I sit up, quietly pushing the covers back. Maybe he’s just gone for a run. Maybe he couldn’t sleep. But I don’t believe that. Not this time. Something’s shifted. I feel it in my blood, electric and wrong.
If our time here is ending—and it has to end soon—it’s going to be on our terms. But to do that, I need to know what we’re really up against. I need proof. Evidence.
Answers.
I get dressed in silence, soft movements honed by months of needing to be invisible. I slip into the hallway, my footsteps light, every sense on high alert. No guards. No sounds. Perfect.
Lily’s lab is in the west wing—three floors down and two corridors over, locked behind security that should be impenetrable.
But I’ve been watching. Listening. I know how to get in now.

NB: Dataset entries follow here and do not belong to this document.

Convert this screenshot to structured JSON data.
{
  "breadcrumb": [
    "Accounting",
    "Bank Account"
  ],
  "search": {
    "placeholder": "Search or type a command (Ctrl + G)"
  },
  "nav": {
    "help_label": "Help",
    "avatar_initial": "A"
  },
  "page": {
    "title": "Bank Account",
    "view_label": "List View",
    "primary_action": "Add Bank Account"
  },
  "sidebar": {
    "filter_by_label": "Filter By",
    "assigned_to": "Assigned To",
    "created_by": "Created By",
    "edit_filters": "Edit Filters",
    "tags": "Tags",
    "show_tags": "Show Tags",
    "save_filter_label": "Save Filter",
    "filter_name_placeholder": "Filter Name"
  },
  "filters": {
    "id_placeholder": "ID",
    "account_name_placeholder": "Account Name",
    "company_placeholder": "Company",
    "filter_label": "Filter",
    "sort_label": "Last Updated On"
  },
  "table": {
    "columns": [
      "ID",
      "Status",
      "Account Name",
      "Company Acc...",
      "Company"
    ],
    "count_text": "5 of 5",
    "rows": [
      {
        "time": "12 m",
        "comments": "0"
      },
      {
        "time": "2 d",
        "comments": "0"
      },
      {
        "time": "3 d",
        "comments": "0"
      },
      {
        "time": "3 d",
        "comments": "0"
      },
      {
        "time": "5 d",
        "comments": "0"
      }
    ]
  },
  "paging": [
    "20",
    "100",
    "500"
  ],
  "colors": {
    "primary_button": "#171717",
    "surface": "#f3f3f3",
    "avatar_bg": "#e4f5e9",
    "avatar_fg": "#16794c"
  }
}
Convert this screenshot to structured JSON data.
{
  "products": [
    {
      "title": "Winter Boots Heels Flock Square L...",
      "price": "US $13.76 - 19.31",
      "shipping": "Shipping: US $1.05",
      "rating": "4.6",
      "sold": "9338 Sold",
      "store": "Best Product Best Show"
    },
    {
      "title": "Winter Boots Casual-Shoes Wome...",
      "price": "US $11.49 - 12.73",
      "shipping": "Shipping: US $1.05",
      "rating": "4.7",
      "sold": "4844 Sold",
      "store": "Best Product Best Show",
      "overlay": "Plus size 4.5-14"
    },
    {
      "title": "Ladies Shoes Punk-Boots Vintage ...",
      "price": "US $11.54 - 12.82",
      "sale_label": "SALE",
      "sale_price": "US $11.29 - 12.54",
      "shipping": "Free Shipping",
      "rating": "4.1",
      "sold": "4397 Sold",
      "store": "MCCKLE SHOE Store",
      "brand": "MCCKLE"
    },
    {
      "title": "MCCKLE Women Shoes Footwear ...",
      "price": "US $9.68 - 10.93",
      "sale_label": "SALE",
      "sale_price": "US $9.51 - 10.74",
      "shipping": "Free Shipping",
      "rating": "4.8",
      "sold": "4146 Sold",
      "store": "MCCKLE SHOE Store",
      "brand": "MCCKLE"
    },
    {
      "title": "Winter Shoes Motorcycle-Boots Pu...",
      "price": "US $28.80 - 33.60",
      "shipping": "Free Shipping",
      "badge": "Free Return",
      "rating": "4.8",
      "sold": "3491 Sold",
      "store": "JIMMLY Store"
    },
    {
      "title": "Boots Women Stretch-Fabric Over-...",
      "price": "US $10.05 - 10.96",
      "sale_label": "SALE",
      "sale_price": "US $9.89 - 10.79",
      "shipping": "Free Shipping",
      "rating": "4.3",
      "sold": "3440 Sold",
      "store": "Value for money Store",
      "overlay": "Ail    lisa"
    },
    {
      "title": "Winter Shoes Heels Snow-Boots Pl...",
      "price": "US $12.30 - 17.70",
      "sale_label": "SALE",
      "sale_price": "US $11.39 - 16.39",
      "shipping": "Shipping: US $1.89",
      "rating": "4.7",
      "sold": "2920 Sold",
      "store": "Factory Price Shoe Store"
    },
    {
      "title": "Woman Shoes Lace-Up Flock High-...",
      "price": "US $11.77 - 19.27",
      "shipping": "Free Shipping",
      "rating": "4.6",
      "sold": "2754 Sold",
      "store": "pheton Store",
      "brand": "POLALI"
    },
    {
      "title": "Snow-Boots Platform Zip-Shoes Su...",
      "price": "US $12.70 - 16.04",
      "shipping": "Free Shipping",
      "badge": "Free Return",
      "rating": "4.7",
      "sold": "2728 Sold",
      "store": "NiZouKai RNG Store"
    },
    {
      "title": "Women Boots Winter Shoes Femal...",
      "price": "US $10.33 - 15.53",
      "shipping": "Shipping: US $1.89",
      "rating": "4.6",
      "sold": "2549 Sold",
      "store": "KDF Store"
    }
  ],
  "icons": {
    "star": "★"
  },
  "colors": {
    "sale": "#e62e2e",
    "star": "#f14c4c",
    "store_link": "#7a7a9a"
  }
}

It takes me twenty minutes to reach it, dodging motion sensors and keeping to the shadows. When I reach the door, I do what I’ve watched Lily do countless times—press the right sequence on the panel, flick the tiny wire-thin chip Wake tucked into my pocket two weeks ago against the lock’s side, and whisper the override code under my breath.
The door clicks open.
The moment I step inside, the air changes.
It’s colder here. Still. Sterile in a way that goes beyond just science. There’s something else layered beneath the antiseptic tang—a faint metallic note that smells too much like blood.
I move slowly, scanning the lab’s long counters, the rows of glowing screens, the cryo tanks lined like trophies along the far wall. And then I see it.
A tray of blood vials.
Each carefully labeled.
I step closer. My breath catches.
They’re marked with my name.
Not just one. Half a dozen. Dated. Catalogued. She’s been collecting me.
A chill crawls down my spine.
I search the nearby drawers. Notes, files, diagrams. Anatomical sketches—Enkian and human spliced together. Cell counts. DNA sequences mapped out and annotated with surgical precision.
She’s not just researching the Enkians. She’s trying to become one.
To turn herself divine.
A spiral-bound notebook catches my eye. Inside—drawings of old relics, ritual symbols, ancient underwater scripts I recognize from Cora’s stories. Pages and pages of hypotheses. She’s not just chasing evolution. She’s chasing transcendence.
I close the book and step away, heart pounding.
I’ve seen enough.
I’m halfway to the door when I hear it open.
Panic flares. I dart behind the nearest column of equipment, crouching low just as two sets of footsteps enter the lab.
Shoal and Lily.
I hold my breath and listen.
“You’re slowing everything down,” Lily snaps, pacing furiously across the room. “They’re slipping through our fingers.”
Shoal sounds calm, almost bored. “It’s called patience, Liliana. Something you used to value.”
“I value results. Do you really think your brother and his little hybrid are just going to stick around forever? They’re planning something.”
“Undoubtedly,” Shoal says. “But we don’t keep them here by force—we keep them here by trust. That’s the difference.”
“Trust?” she scoffs. “From them? They’d drown this facility if it suited them.”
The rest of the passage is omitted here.